For penning Maudie, White already hooked the 36thAtlantic Film Festival’s Best Atlantic Screenwriting Award and a Writers Guild of Canada Screenwriting Award.

“I had just left Paramount Studios where we are filming Ten Days in the Valley,” White recalls about the WGC win. “I turned onto the 101 when the first text came in from my agent Lesley Harrison. I snuck a peak at that. But then my phone kept dinging with friends who were at the awards letting me know. I had to try to keep my eyes off the phone.”

Directed by Aisling Walsh and shot in Newfoundland with Mary Sexton as the local producer, Canadian distributor Mongrel Media released Maudie in national theatres in April.Thanks to Sony Pictures Classics, it hits U.S. theatres and other foreign territories later this year.

White’s long journey from page to screen began in 2004.

“I didn’t have a clue what I was at for the longest time, it being the first time I’d ever tried to write something based on a real person,” White says. “At first, I thought I had to include every fact I learned and somehow jam it into some chronological timeline.
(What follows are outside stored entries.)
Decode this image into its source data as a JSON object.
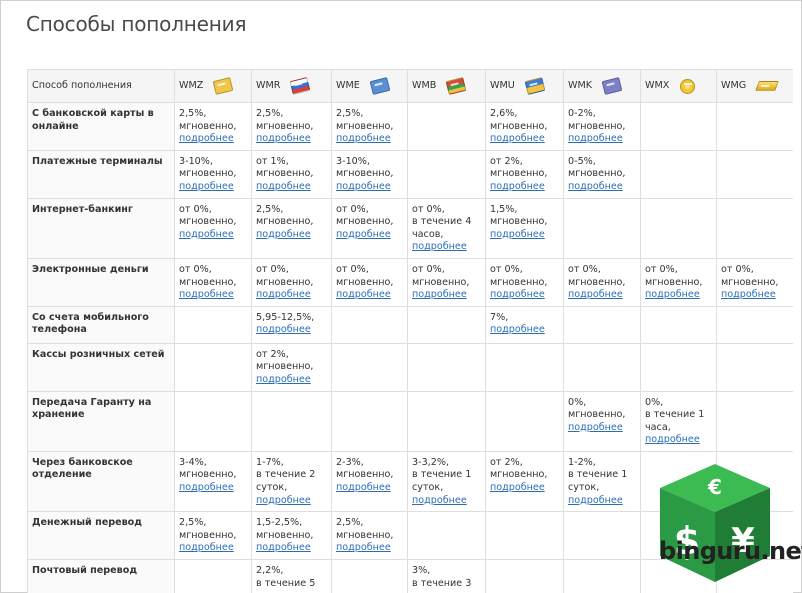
{
  "page": {
    "title": "Способы пополнения"
  },
  "table": {
    "header_label": "Способ пополнения",
    "columns": [
      {
        "code": "WMZ",
        "icon": "wallet-icon",
        "color": "#f0c648"
      },
      {
        "code": "WMR",
        "icon": "wallet-icon",
        "color": "#e36b4a"
      },
      {
        "code": "WME",
        "icon": "wallet-icon",
        "color": "#5a8fd6"
      },
      {
        "code": "WMB",
        "icon": "wallet-icon",
        "color": "#e8b23a"
      },
      {
        "code": "WMU",
        "icon": "wallet-icon",
        "color": "#f2c438"
      },
      {
        "code": "WMK",
        "icon": "wallet-icon",
        "color": "#7b80c9"
      },
      {
        "code": "WMX",
        "icon": "coin-icon",
        "color": "#f3c530"
      },
      {
        "code": "WMG",
        "icon": "gold-bar-icon",
        "color": "#f1b820"
      }
    ],
    "rows": [
      {
        "label": "С банковской карты в онлайне",
        "cells": [
          {
            "lines": [
              "2,5%,",
              "мгновенно,"
            ],
            "link": "подробнее"
          },
          {
            "lines": [
              "2,5%,",
              "мгновенно,"
            ],
            "link": "подробнее"
          },
          {
            "lines": [
              "2,5%,",
              "мгновенно,"
            ],
            "link": "подробнее"
          },
          {
            "lines": [],
            "link": ""
          },
          {
            "lines": [
              "2,6%,",
              "мгновенно,"
            ],
            "link": "подробнее"
          },
          {
            "lines": [
              "0-2%,",
              "мгновенно,"
            ],
            "link": "подробнее"
          },
          {
            "lines": [],
            "link": ""
          },
          {
            "lines": [],
            "link": ""
          }
        ]
      },
      {
        "label": "Платежные терминалы",
        "cells": [
          {
            "lines": [
              "3-10%,",
              "мгновенно,"
            ],
            "link": "подробнее"
          },
          {
            "lines": [
              "от 1%,",
              "мгновенно,"
            ],
            "link": "подробнее"
          },
          {
            "lines": [
              "3-10%,",
              "мгновенно,"
            ],
            "link": "подробнее"
          },
          {
            "lines": [],
            "link": ""
          },
          {
            "lines": [
              "от 2%,",
              "мгновенно,"
            ],
            "link": "подробнее"
          },
          {
            "lines": [
              "0-5%,",
              "мгновенно,"
            ],
            "link": "подробнее"
          },
          {
            "lines": [],
            "link": ""
          },
          {
            "lines": [],
            "link": ""
          }
        ]
      },
      {
        "label": "Интернет-банкинг",
        "cells": [
          {
            "lines": [
              "от 0%,",
              "мгновенно,"
            ],
            "link": "подробнее"
          },
          {
            "lines": [
              "2,5%,",
              "мгновенно,"
            ],
            "link": "подробнее"
          },
          {
            "lines": [
              "от 0%,",
              "мгновенно,"
            ],
            "link": "подробнее"
          },
          {
            "lines": [
              "от 0%,",
              "в течение 4",
              "часов,"
            ],
            "link": "подробнее"
          },
          {
            "lines": [
              "1,5%,",
              "мгновенно,"
            ],
            "link": "подробнее"
          },
          {
            "lines": [],
            "link": ""
          },
          {
            "lines": [],
            "link": ""
          },
          {
            "lines": [],
            "link": ""
          }
        ]
      },
      {
        "label": "Электронные деньги",
        "cells": [
          {
            "lines": [
              "от 0%,",
              "мгновенно,"
            ],
            "link": "подробнее"
          },
          {
            "lines": [
              "от 0%,",
              "мгновенно,"
            ],
            "link": "подробнее"
          },
          {
            "lines": [
              "от 0%,",
              "мгновенно,"
            ],
            "link": "подробнее"
          },
          {
            "lines": [
              "от 0%,",
              "мгновенно,"
            ],
            "link": "подробнее"
          },
          {
            "lines": [
              "от 0%,",
              "мгновенно,"
            ],
            "link": "подробнее"
          },
          {
            "lines": [
              "от 0%,",
              "мгновенно,"
            ],
            "link": "подробнее"
          },
          {
            "lines": [
              "от 0%,",
              "мгновенно,"
            ],
            "link": "подробнее"
          },
          {
            "lines": [
              "от 0%,",
              "мгновенно,"
            ],
            "link": "подробнее"
          }
        ]
      },
      {
        "label": "Со счета мобильного телефона",
        "cells": [
          {
            "lines": [],
            "link": ""
          },
          {
            "lines": [
              "5,95-12,5%,"
            ],
            "link": "подробнее"
          },
          {
            "lines": [],
            "link": ""
          },
          {
            "lines": [],
            "link": ""
          },
          {
            "lines": [
              "7%,"
            ],
            "link": "подробнее"
          },
          {
            "lines": [],
            "link": ""
          },
          {
            "lines": [],
            "link": ""
          },
          {
            "lines": [],
            "link": ""
          }
        ]
      },
      {
        "label": "Кассы розничных сетей",
        "cells": [
          {
            "lines": [],
            "link": ""
          },
          {
            "lines": [
              "от 2%,",
              "мгновенно,"
            ],
            "link": "подробнее"
          },
          {
            "lines": [],
            "link": ""
          },
          {
            "lines": [],
            "link": ""
          },
          {
            "lines": [],
            "link": ""
          },
          {
            "lines": [],
            "link": ""
          },
          {
            "lines": [],
            "link": ""
          },
          {
            "lines": [],
            "link": ""
          }
        ]
      },
      {
        "label": "Передача Гаранту на хранение",
        "cells": [
          {
            "lines": [],
            "link": ""
          },
          {
            "lines": [],
            "link": ""
          },
          {
            "lines": [],
            "link": ""
          },
          {
            "lines": [],
            "link": ""
          },
          {
            "lines": [],
            "link": ""
          },
          {
            "lines": [
              "0%,",
              "мгновенно,"
            ],
            "link": "подробнее"
          },
          {
            "lines": [
              "0%,",
              "в течение 1",
              "часа,"
            ],
            "link": "подробнее"
          },
          {
            "lines": [],
            "link": ""
          }
        ]
      },
      {
        "label": "Через банковское отделение",
        "cells": [
          {
            "lines": [
              "3-4%,",
              "мгновенно,"
            ],
            "link": "подробнее"
          },
          {
            "lines": [
              "1-7%,",
              "в течение 2",
              "суток,"
            ],
            "link": "подробнее"
          },
          {
            "lines": [
              "2-3%,",
              "мгновенно,"
            ],
            "link": "подробнее"
          },
          {
            "lines": [
              "3-3,2%,",
              "в течение 1",
              "суток,"
            ],
            "link": "подробнее"
          },
          {
            "lines": [
              "от 2%,",
              "мгновенно,"
            ],
            "link": "подробнее"
          },
          {
            "lines": [
              "1-2%,",
              "в течение 1",
              "суток,"
            ],
            "link": "подробнее"
          },
          {
            "lines": [],
            "link": ""
          },
          {
            "lines": [],
            "link": ""
          }
        ]
      },
      {
        "label": "Денежный перевод",
        "cells": [
          {
            "lines": [
              "2,5%,",
              "мгновенно,"
            ],
            "link": "подробнее"
          },
          {
            "lines": [
              "1,5-2,5%,",
              "мгновенно,"
            ],
            "link": "подробнее"
          },
          {
            "lines": [
              "2,5%,",
              "мгновенно,"
            ],
            "link": "подробнее"
          },
          {
            "lines": [],
            "link": ""
          },
          {
            "lines": [],
            "link": ""
          },
          {
            "lines": [],
            "link": ""
          },
          {
            "lines": [],
            "link": ""
          },
          {
            "lines": [],
            "link": ""
          }
        ]
      },
      {
        "label": "Почтовый перевод",
        "cells": [
          {
            "lines": [],
            "link": ""
          },
          {
            "lines": [
              "2,2%,",
              "в течение 5"
            ],
            "link": ""
          },
          {
            "lines": [],
            "link": ""
          },
          {
            "lines": [
              "3%,",
              "в течение 3"
            ],
            "link": ""
          },
          {
            "lines": [],
            "link": ""
          },
          {
            "lines": [],
            "link": ""
          },
          {
            "lines": [],
            "link": ""
          },
          {
            "lines": [],
            "link": ""
          }
        ]
      }
    ]
  },
  "watermark": {
    "text": "binguru.net",
    "icon": "currency-cube-icon",
    "symbols": [
      "€",
      "$",
      "¥"
    ],
    "color": "#2ea84a"
  }
}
I tried for a long time to tell the story of her life. Then, after a number of years of writing something that just seemed like a string of scenes, I started to work with a director who came on as a consultant.”
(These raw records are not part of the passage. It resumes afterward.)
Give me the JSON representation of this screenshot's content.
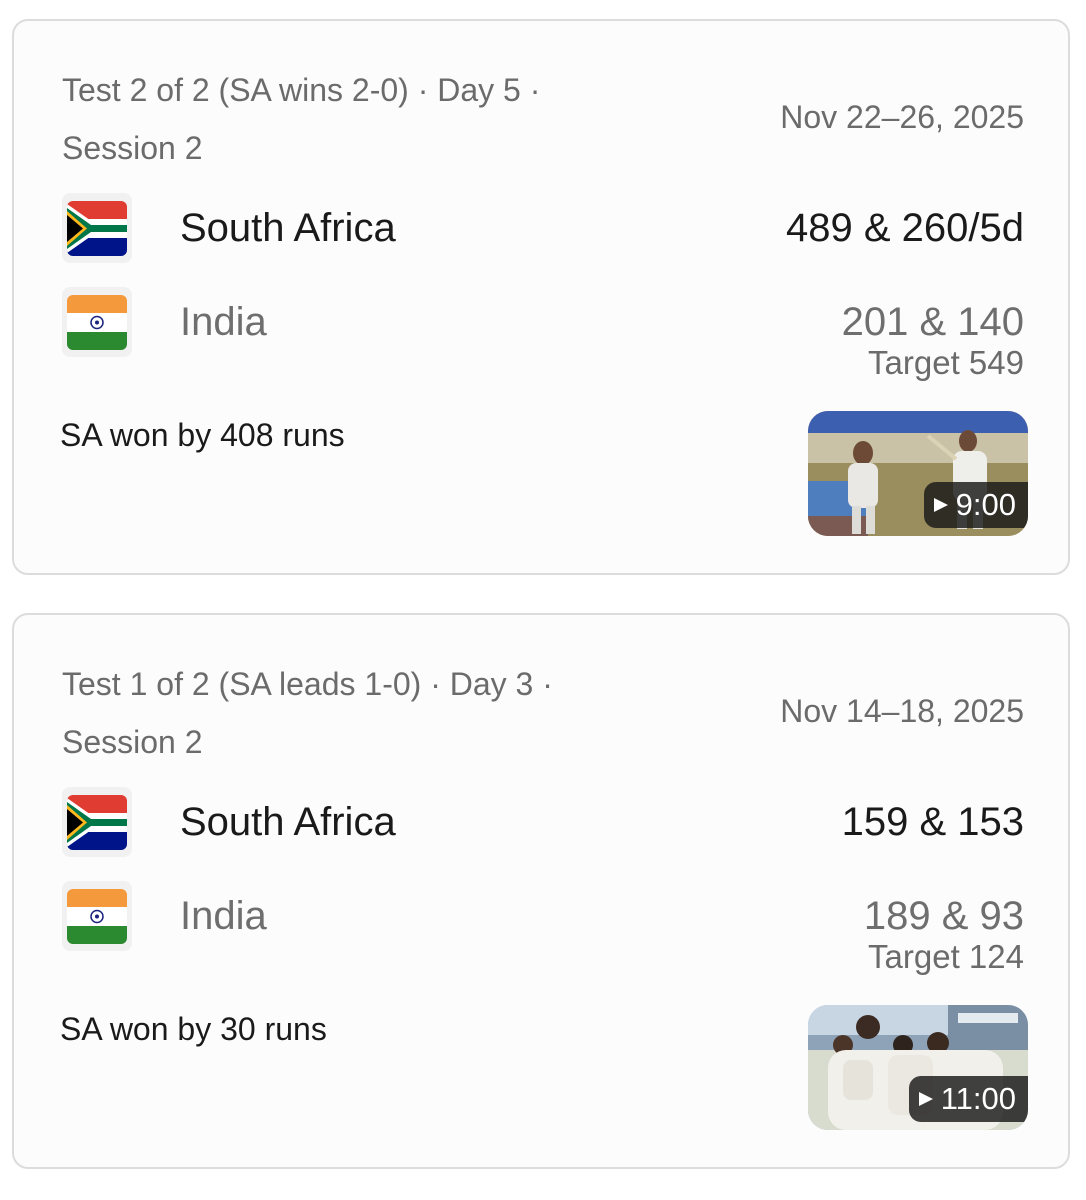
{
  "matches": [
    {
      "series_info_line1": "Test 2 of 2 (SA wins 2-0) · Day 5 ·",
      "series_info_line2": "Session 2",
      "dates": "Nov 22–26, 2025",
      "team1": {
        "name": "South Africa",
        "score": "489 & 260/5d",
        "flag_icon": "south-africa-flag-icon"
      },
      "team2": {
        "name": "India",
        "score": "201 & 140",
        "flag_icon": "india-flag-icon"
      },
      "target": "Target 549",
      "result": "SA won by 408 runs",
      "video": {
        "duration": "9:00",
        "icon": "play-icon"
      }
    },
    {
      "series_info_line1": "Test 1 of 2 (SA leads 1-0) · Day 3 ·",
      "series_info_line2": "Session 2",
      "dates": "Nov 14–18, 2025",
      "team1": {
        "name": "South Africa",
        "score": "159 & 153",
        "flag_icon": "south-africa-flag-icon"
      },
      "team2": {
        "name": "India",
        "score": "189 & 93",
        "flag_icon": "india-flag-icon"
      },
      "target": "Target 124",
      "result": "SA won by 30 runs",
      "video": {
        "duration": "11:00",
        "icon": "play-icon"
      }
    }
  ],
  "colors": {
    "primary_text": "#1a1a1a",
    "secondary_text": "#6b6b6b",
    "card_border": "#dcdcdc",
    "card_background": "#fcfcfc"
  }
}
That consultant was French-Canadian director Jean-François Pouliot, whose credits include La grande séduction (2003), the original French inspiration for The Grand Seduction (2013).

“At some point, he asked me if I wanted to write a life story or a love story,” White continues. “And I realized at that point that the story I was most connected to with Maud was the love story, how love that didn’t look like love could still be love, and that it took Everett being loved for him to learn to feel love.”

While collaborating, White and Pouliot began a relationship that proved how life and art are often inextricably linked.

“I worked with Jean-Francois on the script off and on for years and ended up in a relationship with him for four years,” White says. “Eventually, we split up, he left the project, and the film kept evolving. But there was a lot of discussion about love and relationships and attachment during the evolution of this script.”

With Maudie racking up awards and rave reviews, White is set for this fall’s ABC premiere of creator Tassie Cameron’s Ten Days in the Valley. It stars Kyra Sedgwick as an overworked television producer and single mother who navigates the disappearance of her daughter and the implosion of her controversial police series.

“It’s a different kind of show, and it’s scary because until an audience watches it, you don’t really know what you have on your hands,” White says. “Audiences may or may not connect with it. Who knows? But the making of it has been a complete joy.”